Q: Is it frustrating to be limited out here for the first week and a half or is it kind of nice to get a little rest?
SV: I do what I can do with trainers and coaches and strength staff and whatever. I do what they tell me to do. I can't really do much about it, so that's what I do.
Q: You're a veteran now. Has that perspective ever hit you when you look around and see young guys and rookies next to you?
SV: Yeah, it goes quick. Coming in with Matt Light and Logan [Mankins] and all those guys, I was one of the younger guys and now I'm one of the older ones. It kind of happens. You've just go to do what got you to this point and keep doing it – try to build on last year I guess.
Q: What do you see from the two guards the Patriots drafted?
SV: They work hard. I think that's what training camp is about. We all have our issues we have to work out, so it's kind of hard to concentrate on other people. They're all trying to work hard and trying to get better.
Q: How would you describe this offseason in terms of how you approached your work?
SV: It's about the same answer. Whatever you can do, you do, whether it's a certain lift and you have to not do that or whatever it is, running. You just kind of work on yourself and try to get better – conditioning, strength, whatever it is.
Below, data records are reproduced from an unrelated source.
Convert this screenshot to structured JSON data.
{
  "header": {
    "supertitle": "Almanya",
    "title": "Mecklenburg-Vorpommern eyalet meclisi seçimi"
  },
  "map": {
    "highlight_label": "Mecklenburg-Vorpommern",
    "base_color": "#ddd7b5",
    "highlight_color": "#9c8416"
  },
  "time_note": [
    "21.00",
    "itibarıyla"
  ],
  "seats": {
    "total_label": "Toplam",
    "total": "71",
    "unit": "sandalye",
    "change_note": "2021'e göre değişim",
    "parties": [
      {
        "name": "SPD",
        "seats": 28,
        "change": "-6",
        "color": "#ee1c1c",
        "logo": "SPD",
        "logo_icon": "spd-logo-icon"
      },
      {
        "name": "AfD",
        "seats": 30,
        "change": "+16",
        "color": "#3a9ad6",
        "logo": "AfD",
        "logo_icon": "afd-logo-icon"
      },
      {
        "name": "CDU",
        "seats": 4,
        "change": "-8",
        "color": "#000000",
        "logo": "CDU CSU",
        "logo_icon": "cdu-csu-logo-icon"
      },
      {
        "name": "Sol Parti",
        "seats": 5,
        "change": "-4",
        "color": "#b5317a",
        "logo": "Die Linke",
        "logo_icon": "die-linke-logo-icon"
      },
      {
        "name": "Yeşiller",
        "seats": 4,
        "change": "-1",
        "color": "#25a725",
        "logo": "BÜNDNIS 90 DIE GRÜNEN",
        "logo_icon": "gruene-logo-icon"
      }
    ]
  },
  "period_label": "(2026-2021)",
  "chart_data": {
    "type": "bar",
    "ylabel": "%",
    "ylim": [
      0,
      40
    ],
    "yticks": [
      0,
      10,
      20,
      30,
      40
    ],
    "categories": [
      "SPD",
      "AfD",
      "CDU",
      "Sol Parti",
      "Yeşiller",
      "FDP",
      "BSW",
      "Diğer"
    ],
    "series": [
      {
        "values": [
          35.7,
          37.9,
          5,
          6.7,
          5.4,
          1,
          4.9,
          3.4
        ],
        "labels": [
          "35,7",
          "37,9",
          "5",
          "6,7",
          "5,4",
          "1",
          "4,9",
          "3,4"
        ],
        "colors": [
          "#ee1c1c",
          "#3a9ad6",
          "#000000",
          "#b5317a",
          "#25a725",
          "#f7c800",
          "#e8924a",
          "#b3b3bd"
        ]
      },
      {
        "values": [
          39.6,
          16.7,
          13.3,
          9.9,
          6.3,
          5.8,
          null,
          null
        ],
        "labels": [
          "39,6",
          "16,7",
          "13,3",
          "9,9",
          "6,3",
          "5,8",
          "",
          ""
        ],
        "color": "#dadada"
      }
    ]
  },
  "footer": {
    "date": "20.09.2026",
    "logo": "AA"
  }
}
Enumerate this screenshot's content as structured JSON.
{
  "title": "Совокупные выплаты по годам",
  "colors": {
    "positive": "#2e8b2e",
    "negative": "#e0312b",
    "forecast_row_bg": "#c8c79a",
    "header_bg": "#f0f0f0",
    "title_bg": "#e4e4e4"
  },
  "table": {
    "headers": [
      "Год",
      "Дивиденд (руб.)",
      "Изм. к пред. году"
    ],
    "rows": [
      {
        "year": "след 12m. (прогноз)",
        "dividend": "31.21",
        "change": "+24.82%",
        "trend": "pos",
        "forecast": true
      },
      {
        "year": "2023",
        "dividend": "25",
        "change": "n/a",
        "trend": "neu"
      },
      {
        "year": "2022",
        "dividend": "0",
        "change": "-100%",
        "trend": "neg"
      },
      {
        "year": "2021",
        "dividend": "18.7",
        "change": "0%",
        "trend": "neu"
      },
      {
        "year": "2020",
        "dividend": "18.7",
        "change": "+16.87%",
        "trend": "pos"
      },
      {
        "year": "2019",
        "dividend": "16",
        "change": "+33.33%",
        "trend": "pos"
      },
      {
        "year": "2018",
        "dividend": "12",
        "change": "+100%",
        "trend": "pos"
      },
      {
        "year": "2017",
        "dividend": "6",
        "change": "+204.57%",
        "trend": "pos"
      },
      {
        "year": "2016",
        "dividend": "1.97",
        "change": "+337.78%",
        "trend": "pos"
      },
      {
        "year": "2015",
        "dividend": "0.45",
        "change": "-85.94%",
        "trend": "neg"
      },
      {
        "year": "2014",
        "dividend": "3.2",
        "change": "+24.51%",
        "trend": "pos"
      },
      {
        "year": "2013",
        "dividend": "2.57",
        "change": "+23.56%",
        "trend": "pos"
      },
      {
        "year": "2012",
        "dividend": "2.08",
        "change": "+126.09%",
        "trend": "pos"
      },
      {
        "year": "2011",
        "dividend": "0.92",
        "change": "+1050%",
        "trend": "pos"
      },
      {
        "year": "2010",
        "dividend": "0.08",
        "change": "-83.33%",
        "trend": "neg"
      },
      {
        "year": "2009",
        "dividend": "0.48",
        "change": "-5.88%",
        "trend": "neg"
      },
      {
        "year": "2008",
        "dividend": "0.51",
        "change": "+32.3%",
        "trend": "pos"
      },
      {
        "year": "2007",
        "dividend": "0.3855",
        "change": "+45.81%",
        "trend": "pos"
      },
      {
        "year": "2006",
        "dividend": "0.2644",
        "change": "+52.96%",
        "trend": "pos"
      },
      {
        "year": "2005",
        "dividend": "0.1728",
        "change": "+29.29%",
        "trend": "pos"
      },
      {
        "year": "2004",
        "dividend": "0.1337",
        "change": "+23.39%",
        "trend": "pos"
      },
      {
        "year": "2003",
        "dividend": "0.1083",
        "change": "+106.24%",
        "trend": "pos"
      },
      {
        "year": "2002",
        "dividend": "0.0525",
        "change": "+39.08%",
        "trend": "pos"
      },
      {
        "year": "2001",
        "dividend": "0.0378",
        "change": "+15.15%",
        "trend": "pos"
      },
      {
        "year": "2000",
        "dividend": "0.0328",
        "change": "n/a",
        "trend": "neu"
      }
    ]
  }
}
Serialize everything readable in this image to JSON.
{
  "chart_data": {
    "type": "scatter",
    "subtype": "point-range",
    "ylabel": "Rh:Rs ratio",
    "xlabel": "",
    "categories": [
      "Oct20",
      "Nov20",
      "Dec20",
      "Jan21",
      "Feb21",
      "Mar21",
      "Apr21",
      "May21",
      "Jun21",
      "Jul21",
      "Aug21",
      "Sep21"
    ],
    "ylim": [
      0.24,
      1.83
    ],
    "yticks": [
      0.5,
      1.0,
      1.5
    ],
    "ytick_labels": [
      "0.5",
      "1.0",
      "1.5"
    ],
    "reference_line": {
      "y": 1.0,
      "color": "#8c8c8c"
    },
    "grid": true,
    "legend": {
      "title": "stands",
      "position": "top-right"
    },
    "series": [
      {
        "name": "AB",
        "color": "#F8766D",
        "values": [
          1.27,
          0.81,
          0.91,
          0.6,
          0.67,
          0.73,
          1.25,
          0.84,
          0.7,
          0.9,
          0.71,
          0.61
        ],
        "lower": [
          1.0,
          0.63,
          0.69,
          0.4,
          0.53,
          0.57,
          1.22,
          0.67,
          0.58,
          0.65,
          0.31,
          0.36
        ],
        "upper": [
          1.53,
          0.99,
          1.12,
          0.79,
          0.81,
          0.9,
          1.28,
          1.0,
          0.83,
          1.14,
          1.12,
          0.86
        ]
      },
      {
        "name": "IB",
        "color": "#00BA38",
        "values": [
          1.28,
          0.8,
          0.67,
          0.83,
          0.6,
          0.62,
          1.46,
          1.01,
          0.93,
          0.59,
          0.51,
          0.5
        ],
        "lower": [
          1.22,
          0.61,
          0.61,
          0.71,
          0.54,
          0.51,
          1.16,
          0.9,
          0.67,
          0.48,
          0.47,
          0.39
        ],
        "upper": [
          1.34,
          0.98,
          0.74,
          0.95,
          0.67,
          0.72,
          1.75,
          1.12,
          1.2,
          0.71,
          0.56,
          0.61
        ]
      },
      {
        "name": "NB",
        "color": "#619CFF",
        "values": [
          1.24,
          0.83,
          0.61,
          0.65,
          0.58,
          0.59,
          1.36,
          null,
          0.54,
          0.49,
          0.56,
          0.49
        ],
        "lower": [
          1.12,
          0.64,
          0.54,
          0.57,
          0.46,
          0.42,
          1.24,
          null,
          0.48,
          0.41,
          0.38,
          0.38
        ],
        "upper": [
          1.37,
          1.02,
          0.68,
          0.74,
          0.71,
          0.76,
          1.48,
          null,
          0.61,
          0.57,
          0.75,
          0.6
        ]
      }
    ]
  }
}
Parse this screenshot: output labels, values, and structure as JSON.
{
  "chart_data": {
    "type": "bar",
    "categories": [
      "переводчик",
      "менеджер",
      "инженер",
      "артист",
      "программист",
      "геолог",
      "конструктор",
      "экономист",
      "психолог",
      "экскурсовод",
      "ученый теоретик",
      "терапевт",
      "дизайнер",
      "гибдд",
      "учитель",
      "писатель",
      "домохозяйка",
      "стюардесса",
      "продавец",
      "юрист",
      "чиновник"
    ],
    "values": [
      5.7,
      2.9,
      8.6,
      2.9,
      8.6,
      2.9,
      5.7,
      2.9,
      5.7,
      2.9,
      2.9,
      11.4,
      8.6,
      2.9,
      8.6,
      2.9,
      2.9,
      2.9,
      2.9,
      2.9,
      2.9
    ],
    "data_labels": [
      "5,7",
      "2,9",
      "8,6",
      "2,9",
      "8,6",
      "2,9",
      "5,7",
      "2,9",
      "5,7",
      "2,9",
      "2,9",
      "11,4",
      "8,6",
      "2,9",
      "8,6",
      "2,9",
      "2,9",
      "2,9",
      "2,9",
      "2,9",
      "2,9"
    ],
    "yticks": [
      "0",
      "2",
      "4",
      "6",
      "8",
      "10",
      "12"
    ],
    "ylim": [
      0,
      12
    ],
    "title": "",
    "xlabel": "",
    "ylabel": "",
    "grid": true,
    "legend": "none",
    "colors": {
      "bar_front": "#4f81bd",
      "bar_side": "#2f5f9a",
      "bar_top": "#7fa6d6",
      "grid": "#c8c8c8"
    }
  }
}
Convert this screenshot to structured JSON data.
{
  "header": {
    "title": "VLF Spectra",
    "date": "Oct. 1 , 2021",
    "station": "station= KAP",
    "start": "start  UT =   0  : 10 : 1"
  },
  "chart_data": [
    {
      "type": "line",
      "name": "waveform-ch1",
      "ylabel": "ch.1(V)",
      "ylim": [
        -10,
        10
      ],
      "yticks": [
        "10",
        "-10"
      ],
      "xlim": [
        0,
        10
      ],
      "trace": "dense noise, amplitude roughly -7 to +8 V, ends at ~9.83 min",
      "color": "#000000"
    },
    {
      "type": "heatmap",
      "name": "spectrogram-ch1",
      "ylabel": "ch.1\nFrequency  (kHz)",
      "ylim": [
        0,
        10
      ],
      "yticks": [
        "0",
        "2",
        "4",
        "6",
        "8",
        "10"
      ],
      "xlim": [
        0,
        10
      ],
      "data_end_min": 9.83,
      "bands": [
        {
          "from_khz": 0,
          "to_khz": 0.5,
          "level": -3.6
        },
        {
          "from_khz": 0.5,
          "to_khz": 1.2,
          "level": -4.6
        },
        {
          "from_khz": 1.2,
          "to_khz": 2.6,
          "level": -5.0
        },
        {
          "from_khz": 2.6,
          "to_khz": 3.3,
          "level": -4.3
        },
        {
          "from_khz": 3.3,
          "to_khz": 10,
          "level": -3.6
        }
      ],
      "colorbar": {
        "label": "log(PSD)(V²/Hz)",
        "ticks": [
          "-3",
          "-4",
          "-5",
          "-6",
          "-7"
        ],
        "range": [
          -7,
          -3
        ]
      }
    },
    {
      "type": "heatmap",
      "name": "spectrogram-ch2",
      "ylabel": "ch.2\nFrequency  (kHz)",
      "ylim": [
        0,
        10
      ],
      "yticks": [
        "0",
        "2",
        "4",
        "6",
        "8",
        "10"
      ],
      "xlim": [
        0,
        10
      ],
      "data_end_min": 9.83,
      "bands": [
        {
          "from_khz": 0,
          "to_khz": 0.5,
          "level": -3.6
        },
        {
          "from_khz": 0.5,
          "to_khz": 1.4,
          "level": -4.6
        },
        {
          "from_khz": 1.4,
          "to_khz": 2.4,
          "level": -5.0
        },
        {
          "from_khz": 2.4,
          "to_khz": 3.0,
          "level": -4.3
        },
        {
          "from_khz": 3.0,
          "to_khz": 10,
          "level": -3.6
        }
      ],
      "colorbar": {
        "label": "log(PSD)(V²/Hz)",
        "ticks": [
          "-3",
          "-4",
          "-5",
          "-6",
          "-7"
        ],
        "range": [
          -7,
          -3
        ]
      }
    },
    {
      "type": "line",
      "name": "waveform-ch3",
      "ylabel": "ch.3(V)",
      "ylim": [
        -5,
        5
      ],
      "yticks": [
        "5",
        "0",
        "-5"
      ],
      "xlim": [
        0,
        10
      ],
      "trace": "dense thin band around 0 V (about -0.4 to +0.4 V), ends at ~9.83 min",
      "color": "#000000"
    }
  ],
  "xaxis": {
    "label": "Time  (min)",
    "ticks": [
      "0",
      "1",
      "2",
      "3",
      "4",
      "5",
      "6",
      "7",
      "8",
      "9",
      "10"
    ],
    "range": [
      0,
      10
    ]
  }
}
Q: How much of your performance is tied into the right guard and his ability to play with you? Do you try to build up chemistry with a guy like Tre' Jackson at this time in the year?
SV: Yeah, obviously you want to line up next to the guy you play with, but it's football – injuries happen. People [end up] not on a team for whatever reason, so you try to get that chemistry with every guy you have who could potentially line up next to you. As long as everyone does their assignment and knows what they're doing you should be OK. There are subtle differences. You kind of want to adjust to that, but I'd say as long as you do what you do, you should be OK.
Q: Have you gone back to Germany since the Super Bowl? What was the reaction?
SV: I did not. It's not soccer, so I don't know.
Q: The other day, Willie McGinest mentioned how fast your playing career goes. Does it feel like it went fast when you look back and you're already here?
SV: I don't think it's time to reflect. It's kind of looking forward. Training camp is hard, the dog days of training camp, and I'm trying to get through that and build on yesterday and the day before and all that stuff. Whenever you're done I think you reflect on what you did in your career.
Q: Does the fact that you can see the first game approaching help unwind from the dog days of training camp?
SV: Yeah, I guess. We're going to start hitting other people. That's good, but it still seems far away. More practice is coming, so you have to take it one day at a time.
Q: How much do the joint practices with other teams help in terms of energy level and breaking up the monotony of training camp?
SV: That's exactly right. I think one, you hit different guys. You see different schemes. You kind of measure yourself up against another guy you might face later on in the future. I think it's more like a point where you can measure yourself and what you've done so far, see where you are and just get right to it.
Q: Since you practice against them, what are your thoughts on the newcomers on the defensive line?
SV: Again, everyone works hard. They've got their issues. I've got mine. We'll see. In the first game, we'll see.